Review: An Oblique Approach (Belisarius book 1 of 6)

An Oblique Approach - David Drake, Eric Flint

Originally read April 20, 2014


I had rather hoped I would hate this book.  Seriously.  Many years ago, when I first purchased my Kindle, I downloaded dozens of books from the Baen free library.  That included the first four books in this series.  Those books, along with many other free and cheap books that I downloaded around that time period, have grown into an overwhelmingly large backlog of books that I’m still trying to work my way through.  So I thought, if I didn’t like this book, then I could delete the other three books and make a nice little dent in my list of unread books.  Of course, I could have just deleted them anyway.  Nobody is forcing me to read them.  But it seems like, since I have them, I should at least make the attempt.  Who knows?  I might really like them.


As it turned out, I really liked this book!  I didn’t expect to.  This is a military science fiction book set in sixth-century Earth.  The story centers around a real-life Roman general by the name of Belisarius, but quickly turns into an alternate history situation due to the science fiction element.  I enjoy science fiction, but I haven't read that many military stories and it's not something I would normally seek out.  Additionally, my knowledge of history is pathetic, so I don't have the background knowledge necessary to truly appreciate the cleverness of an alternate history story.  As I read, I found that the military aspect was quite pronounced whereas the science fiction element was barely there at all.  The science fiction element has a major underlying influence, and it wouldn’t be the same story without it, but it’s not front-and-center in the story and so at times I almost forgot about it. 

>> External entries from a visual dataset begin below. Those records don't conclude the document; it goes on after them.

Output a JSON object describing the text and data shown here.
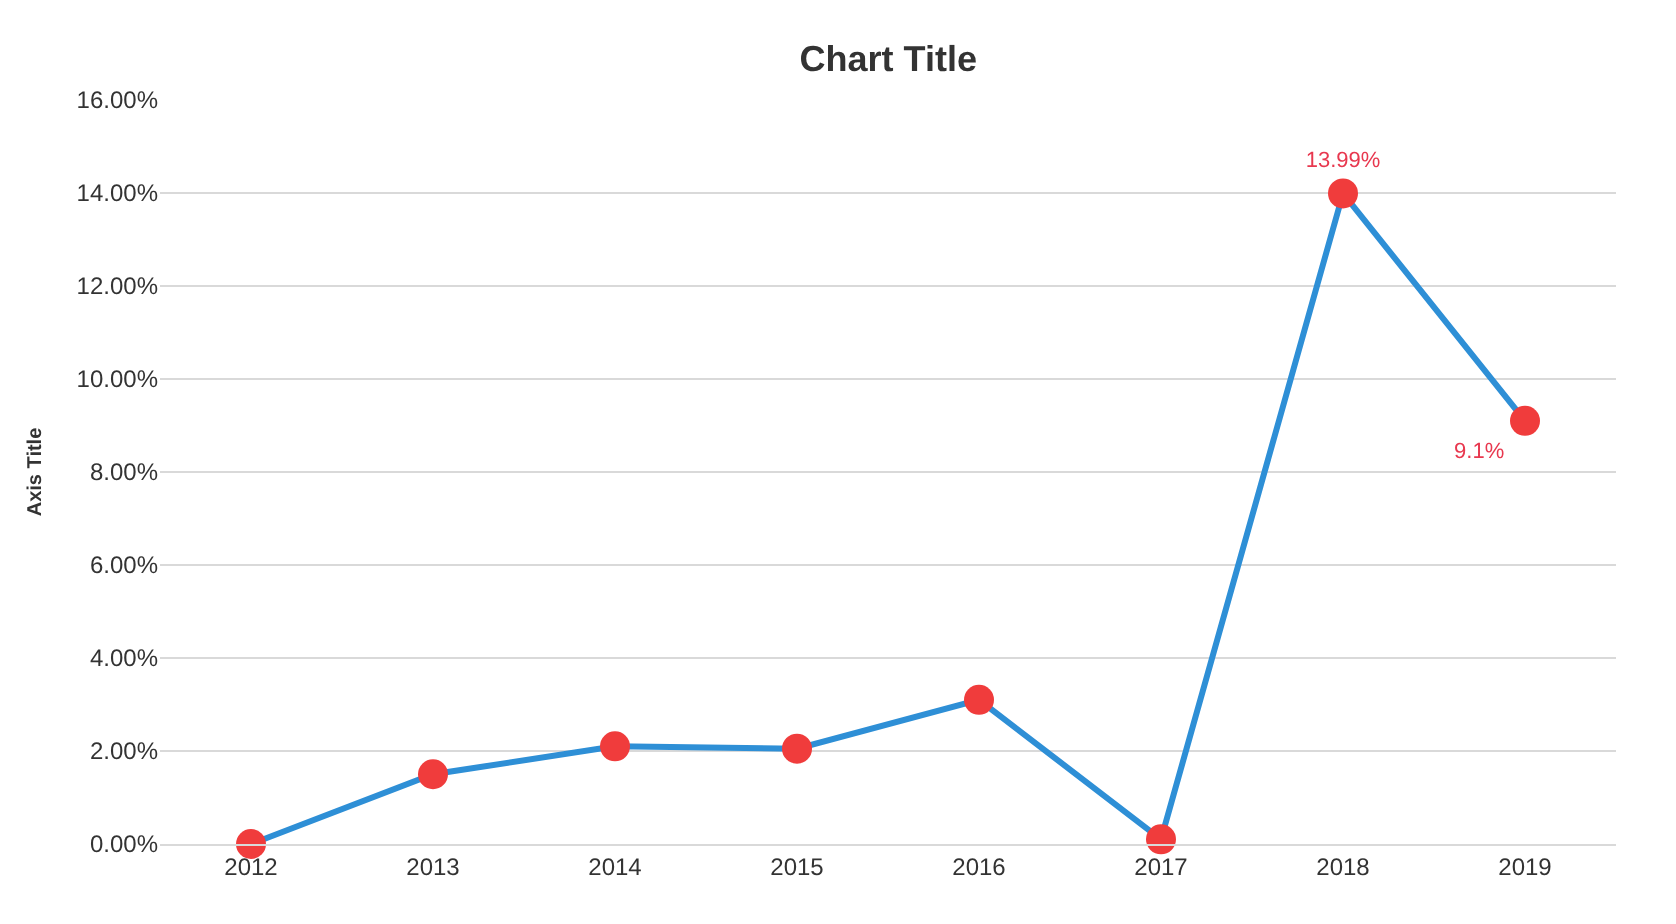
{
  "chart_data": {
    "type": "line",
    "title": "Chart Title",
    "ylabel": "Axis Title",
    "categories": [
      "2012",
      "2013",
      "2014",
      "2015",
      "2016",
      "2017",
      "2018",
      "2019"
    ],
    "series": [
      {
        "color": "#2e8fd6",
        "values": [
          0,
          1.5,
          2.1,
          2.05,
          3.1,
          0.1,
          13.99,
          9.1
        ],
        "value_labels": [
          null,
          null,
          null,
          null,
          null,
          null,
          "13.99%",
          "9.1%"
        ]
      }
    ],
    "ylim": [
      0,
      16
    ],
    "yticks": [
      {
        "value": 0,
        "label": "0.00%"
      },
      {
        "value": 2,
        "label": "2.00%"
      },
      {
        "value": 4,
        "label": "4.00%"
      },
      {
        "value": 6,
        "label": "6.00%"
      },
      {
        "value": 8,
        "label": "8.00%"
      },
      {
        "value": 10,
        "label": "10.00%"
      },
      {
        "value": 12,
        "label": "12.00%"
      },
      {
        "value": 14,
        "label": "14.00%"
      },
      {
        "value": 16,
        "label": "16.00%"
      }
    ],
    "grid": "y",
    "marker": "circle",
    "line_style": "solid",
    "legend": false
  }
}
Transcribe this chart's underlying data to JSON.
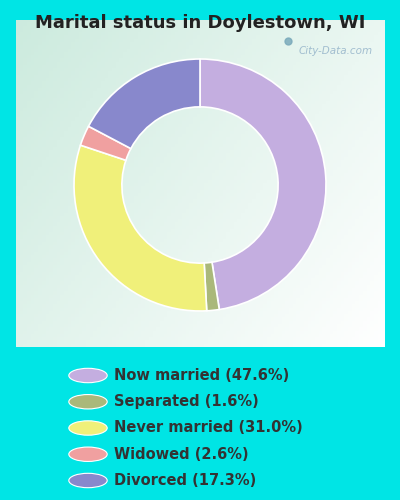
{
  "title": "Marital status in Doylestown, WI",
  "slices": [
    {
      "label": "Now married (47.6%)",
      "value": 47.6,
      "color": "#c4aee0"
    },
    {
      "label": "Separated (1.6%)",
      "value": 1.6,
      "color": "#aab87a"
    },
    {
      "label": "Never married (31.0%)",
      "value": 31.0,
      "color": "#f0f07a"
    },
    {
      "label": "Widowed (2.6%)",
      "value": 2.6,
      "color": "#f0a0a0"
    },
    {
      "label": "Divorced (17.3%)",
      "value": 17.3,
      "color": "#8888cc"
    }
  ],
  "bg_cyan": "#00e5e5",
  "chart_bg": "#d8ede4",
  "watermark": "City-Data.com",
  "title_fontsize": 13,
  "title_color": "#222222",
  "legend_fontsize": 10.5,
  "legend_text_color": "#333333",
  "donut_width": 0.38,
  "start_angle": 90
}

So, on the surface, this wasn't a book I would expect to like.  However, I really enjoyed the story and, most of all, the characters.  Their dialogue was funny -- often "laugh-out-loud-uproariously-like-a-total-geek" funny.  I cared about the characters, and I was always eager to find out what would happen next.  I even enjoyed the military parts, because it wasn’t just death and mayhem.  There were tactics and strategies and interesting character interactions.  Maybe I like military stories after all.


In spite of how much I enjoyed the story, I did sometimes feel like things were a little too over-the-top.  There was a lot of black and white in the story and not many shades of gray.  Brilliant, amazing heroes of great skill.  Horrible, vile villains who couldn’t see past their own evil desires which brought about their ultimate downfall.  It also seemed like everything Belisarius did worked out exactly as he planned.  Of course, he was a brilliant, amazing general of great skill.  And he had brilliant, amazing allies of great skill.  And he had some additional advantages as well.  But I kept expecting some missteps or setbacks.  The lack thereof was unrealistic enough to sometimes pull me out of the story.  These are the main reasons this book didn’t get a five-star rating from me.  However, despite that, I always found myself rooting for everything to go well for the heroes even while I was complaining internally that things always went well for the heroes.


The story may be a little lacking in realism and grit and despair, but it was a very fun story and it made for a good change of pace.  I’m glad I gave it a try and didn’t just delete it with the assumption that I wouldn’t like it.  It looks like I won’t be deleting those other three books, either!